Introduction to Using a Compass

The old-fashioned practice of using a compass is rapidly giving way to GPS (Global Positioning System) navigation. But, compasses are still often cheaper and it’s a good idea for hikers to be familiar with how to use one.

Thousands of years ago humans first observed that a certain kind of metal floating on a leaf in a pond would always orient itself to point in a particular direction. It was only a few centuries ago that it was discovered that the Earth’s magnetic field is responsible. The Earth is somewhat like a very large bar magnet.

That knowledge has evolved to become incorporated into modern compasses which are often very sophisticated.

A good compass will have a very detailed and accurate set of degree lines. Most will have the North-pointing tip painted red to make it easy to distinguish from the South-pointing tip. Very few will point to true geographic north. The difference is called the magnetic declination.

The reason is that there’s a large concentration of ore under the Earth’s surface about a thousand miles away from the North pole that causes the needle to deviate from the direction determined by the Earth’s magnetic field. Some compasses have mechanisms that allow you to adjust for this, depending on your location. To know how much to adjust, you’ll have to consult local maps.

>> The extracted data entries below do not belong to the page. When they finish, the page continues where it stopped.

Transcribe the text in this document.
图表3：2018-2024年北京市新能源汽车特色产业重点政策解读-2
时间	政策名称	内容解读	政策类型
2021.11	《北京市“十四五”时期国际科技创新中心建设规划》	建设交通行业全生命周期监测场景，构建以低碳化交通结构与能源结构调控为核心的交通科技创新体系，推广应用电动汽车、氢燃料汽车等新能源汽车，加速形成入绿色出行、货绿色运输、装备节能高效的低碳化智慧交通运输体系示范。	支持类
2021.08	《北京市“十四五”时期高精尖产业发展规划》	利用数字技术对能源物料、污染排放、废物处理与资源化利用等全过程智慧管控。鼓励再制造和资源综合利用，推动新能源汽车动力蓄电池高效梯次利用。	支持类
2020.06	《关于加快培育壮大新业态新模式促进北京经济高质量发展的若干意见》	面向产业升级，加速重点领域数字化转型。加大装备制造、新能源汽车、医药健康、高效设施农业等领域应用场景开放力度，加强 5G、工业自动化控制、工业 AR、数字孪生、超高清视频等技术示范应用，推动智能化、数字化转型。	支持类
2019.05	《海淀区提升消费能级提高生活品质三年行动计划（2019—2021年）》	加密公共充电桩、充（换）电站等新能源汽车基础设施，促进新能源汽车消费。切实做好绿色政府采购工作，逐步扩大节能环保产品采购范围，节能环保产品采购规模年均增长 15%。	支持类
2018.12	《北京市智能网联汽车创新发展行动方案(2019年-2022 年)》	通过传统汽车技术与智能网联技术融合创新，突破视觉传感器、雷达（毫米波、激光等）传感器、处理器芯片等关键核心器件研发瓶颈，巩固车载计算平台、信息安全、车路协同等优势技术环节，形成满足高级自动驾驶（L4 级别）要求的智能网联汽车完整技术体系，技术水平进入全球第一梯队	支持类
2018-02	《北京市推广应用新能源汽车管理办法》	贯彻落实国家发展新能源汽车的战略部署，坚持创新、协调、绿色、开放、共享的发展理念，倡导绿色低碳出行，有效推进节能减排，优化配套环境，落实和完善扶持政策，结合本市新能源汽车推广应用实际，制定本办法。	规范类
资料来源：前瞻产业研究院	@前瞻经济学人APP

For most areas, the differences are minor and you care mostly about which way you are heading, not the absolute direction. So, you can adjust visually by just tilting the map a little bit and not paying too much attention to true north.

Here’s a relatively easy way to use your compass to find your position. Find a landmark around you that you can locate on the map. Draw a line from that to the point where you guess you are. Find another 45 degrees or more from the first and draw another line. Use pencil, you’ll want to re-use your map. Where they intersect is a good approximation to your present location.

When you use a compass, you can orient yourself approximately by combining what you see on the dial with some basic knowledge. The sun rises in the East and sets in the West. So, early in the day, face the light and you’ll be facing (approximately) East. Similarly, face the sun late in the day and you’ll be facing West. This is only approximate. Depending on your latitude you can be off.

Obviously if you face west, East is at your back. Draw an imaginary line along that direction and compare with the compass. No single reading is definitive, but the more facts you include, the better off you’ll be.

Often, just knowing the general direction you are or want to travel is tremendously helpful. Climbing up and down hills, around winding trails you can easily get disoriented. Knowing even the approximate direction back to your desired location can help keep you from getting very far lost.

Whenever you step off the trail, be sure to note the direction you are going when you do. Keep track of any twists and turns you make. That way, if you lose your direction, and can’t find the trail again, you can use your compass to help get you back.